Sharpen Your Focus

Step Two

By now you should have a month’s worth of happy things written down and have been reviewing them regularly. It is time to analyze the data.

Look at the full month’s entries and see if you can spot patterns. Find the who, what, when, and where, how and why about the thing that makes you happy.

  • Who – Your family, friends or pet? Children, teens or adults? Male or female? Maybe you are happiest alone.
  • What – what activities make you happy?
  • When – in the morning, in the evening, on weekends, after work, before work
  • Where – inside, outside, at home, away from home, in a new place, in a place you visit regularly, in the city, in the country.
  • How – alone, with others, quietly, loudly, slowly, quickly, planned, spontaneous

Now for the hard part – the Why

Why – What about that activity improves your mood? What benefit do you get? What are your motives? Are they healthy or destructive? Are there any downsides to these things? Do they harm other people? This is the time to be brutally honest with yourself. If you find your motives are not healthy, work on your list for another month. Don’t beat yourself up – awareness is a great gift and seek help if you need it.

For example: Shopping used to make me “happy”. Or I thought it did but in truth it wasn’t true contentment. Buying a new pair of shoes or blouse was a momentary pleasure not lasting peace. My motive was impressing other people. In fact, the financial consequences far outweighed whatever fleeting joy I got out of it. I worked hard to examine every purchase based on why I wanted it. Now my favorite kind of shopping is grocery shopping because I am buying things that nourishes my family physically. That is a way I show my love for them – good, healthy, home-cooked meals.

Write out a few sentences filling in the who, what, when, where and how for the activities that show up the most or you enjoyed the most.

Here are a few of mine –

Going to my gym and working out while listening to music and/or reading my Kindle after a long day’s work because it helps me release the tensions of the day, gives me feeling of accomplishment and I am doing something good for my physical and emotional well-being. That makes me a better partner and role-model to my children.

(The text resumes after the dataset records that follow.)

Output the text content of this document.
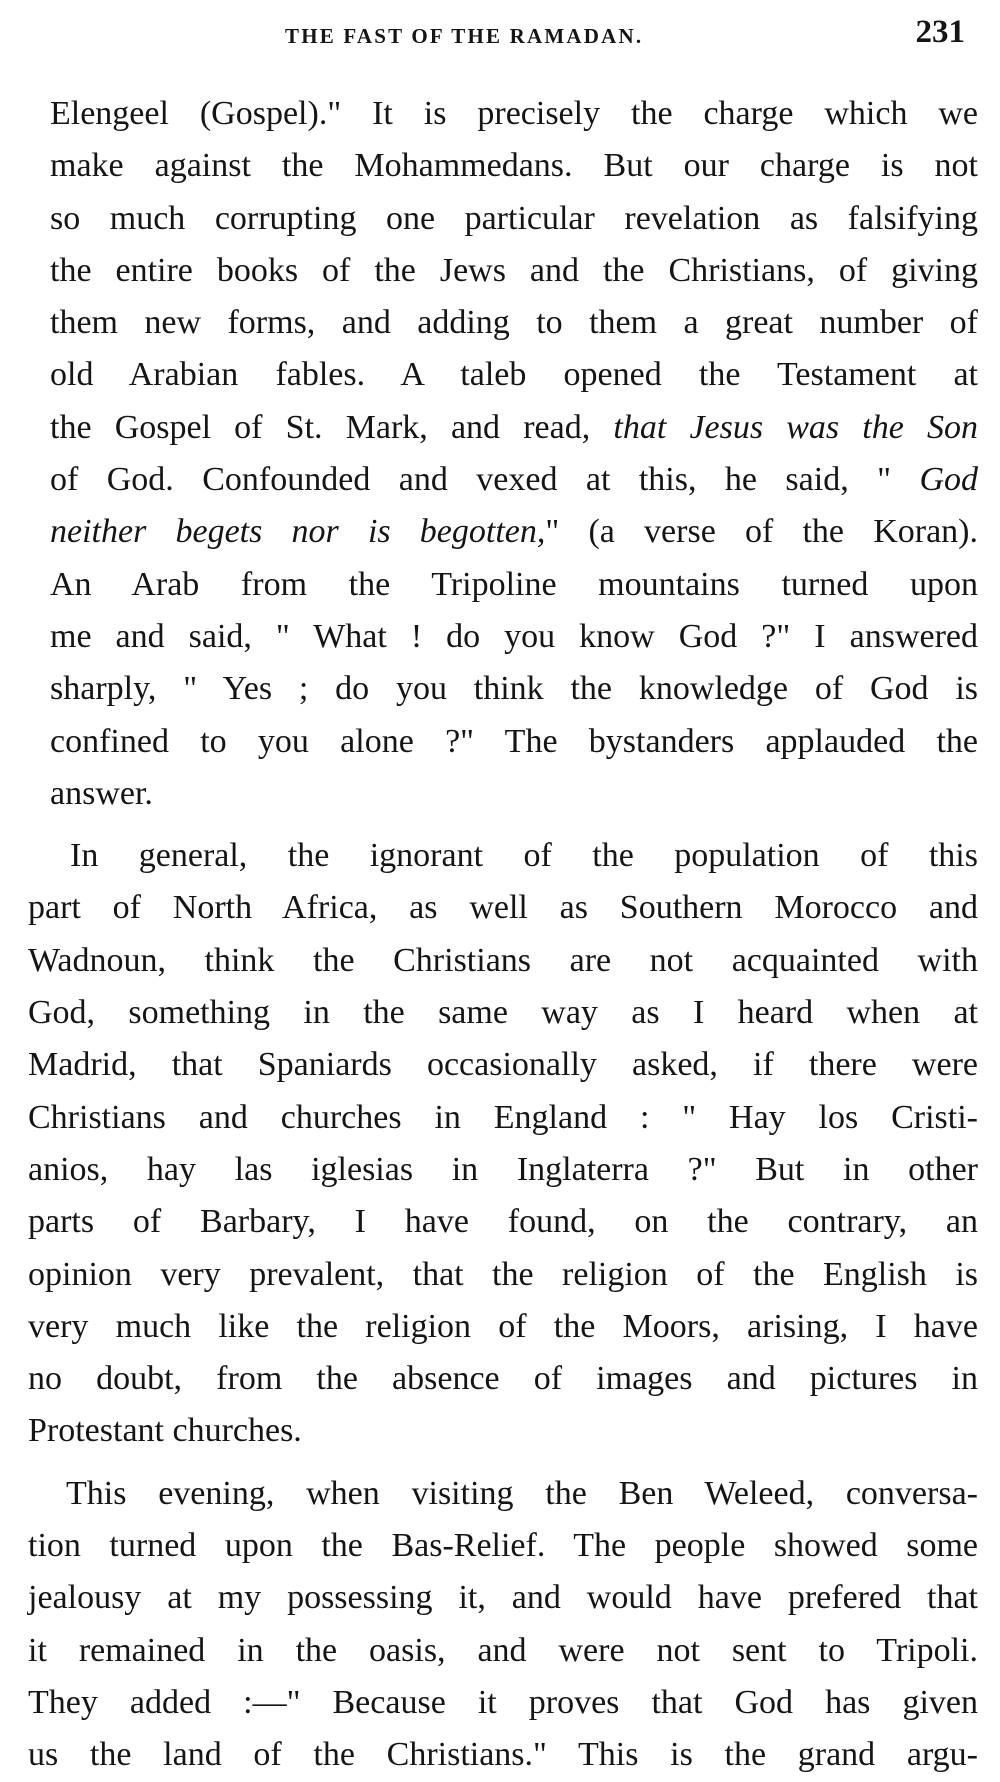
THE FAST OF THE RAMADAN.	231
Elengeel (Gospel)." It is precisely the charge which we
make against the Mohammedans. But our charge is not
so much corrupting one particular revelation as falsifying
the entire books of the Jews and the Christians, of giving
them new forms, and adding to them a great number of
old Arabian fables. A taleb opened the Testament at
the Gospel of St. Mark, and read, that Jesus was the Son
of God. Confounded and vexed at this, he said, " God
neither begets nor is begotten," (a verse of the Koran).
An Arab from the Tripoline mountains turned upon
me and said, " What ! do you know God ?" I answered
sharply, " Yes ; do you think the knowledge of God is
confined to you alone ?" The bystanders applauded the
answer.
In general, the ignorant of the population of this
part of North Africa, as well as Southern Morocco and
Wadnoun, think the Christians are not acquainted with
God, something in the same way as I heard when at
Madrid, that Spaniards occasionally asked, if there were
Christians and churches in England : " Hay los Cristi-
anios, hay las iglesias in Inglaterra ?" But in other
parts of Barbary, I have found, on the contrary, an
opinion very prevalent, that the religion of the English is
very much like the religion of the Moors, arising, I have
no doubt, from the absence of images and pictures in
Protestant churches.
This evening, when visiting the Ben Weleed, conversa-
tion turned upon the Bas-Relief. The people showed some
jealousy at my possessing it, and would have prefered that
it remained in the oasis, and were not sent to Tripoli.
They added :—" Because it proves that God has given
us the land of the Christians." This is the grand argu-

Taking day trips on the motorcycle with my boyfriend on weekends, taking my camera along, to visit a new place, try a new restaurant and interact with new people because I have learned that everyone has something to offer.

Spending time with J because she is such a warm, caring, sharing person who I admire greatly and who adds so much to my perspective on life due to her different culture and background. She helps me grow.

The next step is to actively incorporate of these things in your life as possible – not in whole necessarily but in parts. For example –

  • Schedule gym days and/or exercise into my week making it a top priority.
  • Rather than going to the same old restaurant, try a new place next time.
  • Talk to people that I encounter every day rather than just on special trips and listen to what they have to offer.
  • Be more intentional with my friendship with J – take more initiative to plan time with her and find ways to help her like she helps me.
  • Print and frame my photographs to fill my office with memories of the places I visited.

Now that you are aware of what makes you happy, contented and balanced – you will now focus on reinforcing these things for the next month before moving on to Step Three – and yes, keep recording at least One Little Thing each day.